According to Statistics Canada, this decline for young workers is one of the major explanations for their increasing tendency to return or continue to live with their parents for extended periods and to delay having a family. No less than 41 percent of people aged 20 to 29 lived with their parents in 2001, up from 27 percent in 1981. There were also notable declines in the proportion of the young living in unions, either marriage or common-law.
Over recent decades, the Canadian economy has become increasingly reliant on cheap immigrant labor, while the political and media elite portray a mythical image of contented and grateful recent arrivals.
The average earnings in 2000 of male immigrants aged 25 to 54 who arrived in Canada between 1990 and 1999 was $33,900, almost 25 percent lower than that of the Canadian-born. This level was well below the average of $40,100 among male recent immigrants who arrived in Canada two decades earlier.

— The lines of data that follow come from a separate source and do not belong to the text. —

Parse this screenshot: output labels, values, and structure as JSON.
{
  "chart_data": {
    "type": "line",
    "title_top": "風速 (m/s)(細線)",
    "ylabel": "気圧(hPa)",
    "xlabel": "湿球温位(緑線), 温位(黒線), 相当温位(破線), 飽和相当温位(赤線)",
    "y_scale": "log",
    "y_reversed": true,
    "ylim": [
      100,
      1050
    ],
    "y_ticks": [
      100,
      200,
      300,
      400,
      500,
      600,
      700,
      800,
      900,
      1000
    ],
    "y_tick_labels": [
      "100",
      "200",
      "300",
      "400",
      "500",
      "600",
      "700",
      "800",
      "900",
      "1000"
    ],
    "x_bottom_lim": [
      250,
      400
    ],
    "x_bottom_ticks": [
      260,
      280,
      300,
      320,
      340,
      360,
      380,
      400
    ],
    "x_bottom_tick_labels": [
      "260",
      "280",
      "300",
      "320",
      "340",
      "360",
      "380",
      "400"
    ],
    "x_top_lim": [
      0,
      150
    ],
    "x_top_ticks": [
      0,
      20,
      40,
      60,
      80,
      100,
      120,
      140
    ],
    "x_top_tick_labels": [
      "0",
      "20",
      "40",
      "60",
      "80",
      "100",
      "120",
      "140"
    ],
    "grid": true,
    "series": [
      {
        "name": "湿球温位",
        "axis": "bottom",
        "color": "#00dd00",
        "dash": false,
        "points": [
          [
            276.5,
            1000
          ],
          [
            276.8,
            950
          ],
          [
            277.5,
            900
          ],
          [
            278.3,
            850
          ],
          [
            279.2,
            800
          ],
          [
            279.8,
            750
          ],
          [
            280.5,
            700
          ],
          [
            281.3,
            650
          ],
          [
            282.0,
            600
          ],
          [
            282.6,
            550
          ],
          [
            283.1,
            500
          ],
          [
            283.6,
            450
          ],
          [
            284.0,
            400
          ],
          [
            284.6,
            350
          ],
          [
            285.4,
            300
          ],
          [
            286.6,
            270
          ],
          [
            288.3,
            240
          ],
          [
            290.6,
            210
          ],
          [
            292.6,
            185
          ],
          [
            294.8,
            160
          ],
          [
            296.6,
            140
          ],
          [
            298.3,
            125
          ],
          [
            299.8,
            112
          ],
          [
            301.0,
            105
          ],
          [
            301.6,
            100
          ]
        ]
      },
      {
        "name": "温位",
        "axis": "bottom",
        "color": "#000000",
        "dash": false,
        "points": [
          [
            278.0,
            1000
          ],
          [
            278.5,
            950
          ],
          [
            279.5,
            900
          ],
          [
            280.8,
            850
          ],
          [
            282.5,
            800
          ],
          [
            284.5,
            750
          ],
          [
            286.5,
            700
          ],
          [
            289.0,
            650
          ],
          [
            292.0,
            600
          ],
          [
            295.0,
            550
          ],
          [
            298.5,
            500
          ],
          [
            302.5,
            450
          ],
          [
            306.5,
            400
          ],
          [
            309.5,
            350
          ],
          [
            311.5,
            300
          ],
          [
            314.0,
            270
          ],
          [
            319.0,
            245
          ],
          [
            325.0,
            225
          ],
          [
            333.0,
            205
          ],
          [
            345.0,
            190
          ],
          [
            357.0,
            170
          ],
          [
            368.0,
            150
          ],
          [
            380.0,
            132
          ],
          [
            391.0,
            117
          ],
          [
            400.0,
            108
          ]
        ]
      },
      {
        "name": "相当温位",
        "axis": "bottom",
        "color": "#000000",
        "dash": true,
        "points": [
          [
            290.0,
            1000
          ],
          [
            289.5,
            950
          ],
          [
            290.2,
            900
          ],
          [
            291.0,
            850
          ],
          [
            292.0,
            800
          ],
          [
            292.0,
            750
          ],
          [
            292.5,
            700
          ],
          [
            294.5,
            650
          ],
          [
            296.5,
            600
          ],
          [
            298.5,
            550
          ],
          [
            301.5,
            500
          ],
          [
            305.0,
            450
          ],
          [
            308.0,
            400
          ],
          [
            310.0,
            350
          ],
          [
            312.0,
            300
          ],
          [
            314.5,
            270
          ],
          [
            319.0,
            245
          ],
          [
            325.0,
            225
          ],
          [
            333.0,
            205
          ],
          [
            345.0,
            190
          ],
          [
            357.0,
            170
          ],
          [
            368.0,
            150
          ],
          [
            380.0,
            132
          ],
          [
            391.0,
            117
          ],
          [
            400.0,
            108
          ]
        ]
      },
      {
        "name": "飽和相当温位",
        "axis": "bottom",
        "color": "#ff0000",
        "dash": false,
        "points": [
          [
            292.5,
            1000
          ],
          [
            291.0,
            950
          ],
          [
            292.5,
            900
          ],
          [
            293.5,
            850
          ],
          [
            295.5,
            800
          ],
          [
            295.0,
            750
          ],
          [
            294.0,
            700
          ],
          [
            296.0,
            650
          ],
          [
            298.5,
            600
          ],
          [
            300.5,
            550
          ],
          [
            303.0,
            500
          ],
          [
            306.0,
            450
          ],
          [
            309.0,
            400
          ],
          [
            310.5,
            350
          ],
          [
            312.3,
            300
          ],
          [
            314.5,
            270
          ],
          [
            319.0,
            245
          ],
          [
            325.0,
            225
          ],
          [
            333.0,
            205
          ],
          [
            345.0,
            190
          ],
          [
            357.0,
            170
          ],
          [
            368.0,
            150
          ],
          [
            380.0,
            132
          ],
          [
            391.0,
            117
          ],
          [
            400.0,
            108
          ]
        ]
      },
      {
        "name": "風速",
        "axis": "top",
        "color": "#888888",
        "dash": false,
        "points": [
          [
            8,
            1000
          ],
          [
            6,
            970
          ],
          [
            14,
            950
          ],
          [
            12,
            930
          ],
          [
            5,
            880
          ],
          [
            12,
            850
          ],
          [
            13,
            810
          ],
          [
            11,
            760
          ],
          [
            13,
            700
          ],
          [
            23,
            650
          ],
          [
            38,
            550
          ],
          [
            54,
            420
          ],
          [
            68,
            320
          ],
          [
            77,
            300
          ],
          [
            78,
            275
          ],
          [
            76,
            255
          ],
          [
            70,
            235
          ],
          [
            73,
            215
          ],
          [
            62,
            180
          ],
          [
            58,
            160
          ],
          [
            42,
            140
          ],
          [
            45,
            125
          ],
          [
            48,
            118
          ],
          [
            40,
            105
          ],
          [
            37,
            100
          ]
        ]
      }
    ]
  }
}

Low wages are today continuing for longer after arrival. In 2000, male immigrants who had been in the country one full year made 63 cents for every dollar made by those born in Canada. Immigrants who had been in the country 10 years made 80 cents for each dollar earned by Canadian born workers.
In 1980, male immigrants who had been in the country for only a year made about 72 cents for every dollar made by the Canadian-born. Those who had been in Canada three or more years made about 90 cents or more. Once they had been in the country nine or 10 years, they made as much as Canadian-born men of the same age. The patterns are similar for women.
These shameful trends have emerged even though 41 percent of Canadians aged 25 to 64 hold a college or university education, the highest level of all industrialized nations. For the first time, the majority of the working age population had some post-secondary credentials.
Unequal access to higher education remains a source of advantage. More than 60 percent of people in the lowest earnings category did not have more than a high school education in 2000, while more than 60 percent of those in the top category had a university degree.
Yet, higher education is no longer a guarantee of a living wage. Significantly, 16 percent of those earning less than $20,000 per annum in full-time employment were university graduates and 11 percent were community college graduates.
The studies demonstrate clearly that Canada is no different from other advanced capitalist economies, where wealth has been relentlessly redistributed from the working people to the rich over the past two decades. As a result, increasing levels of homelessness, poverty and despair are being witnessed across the country.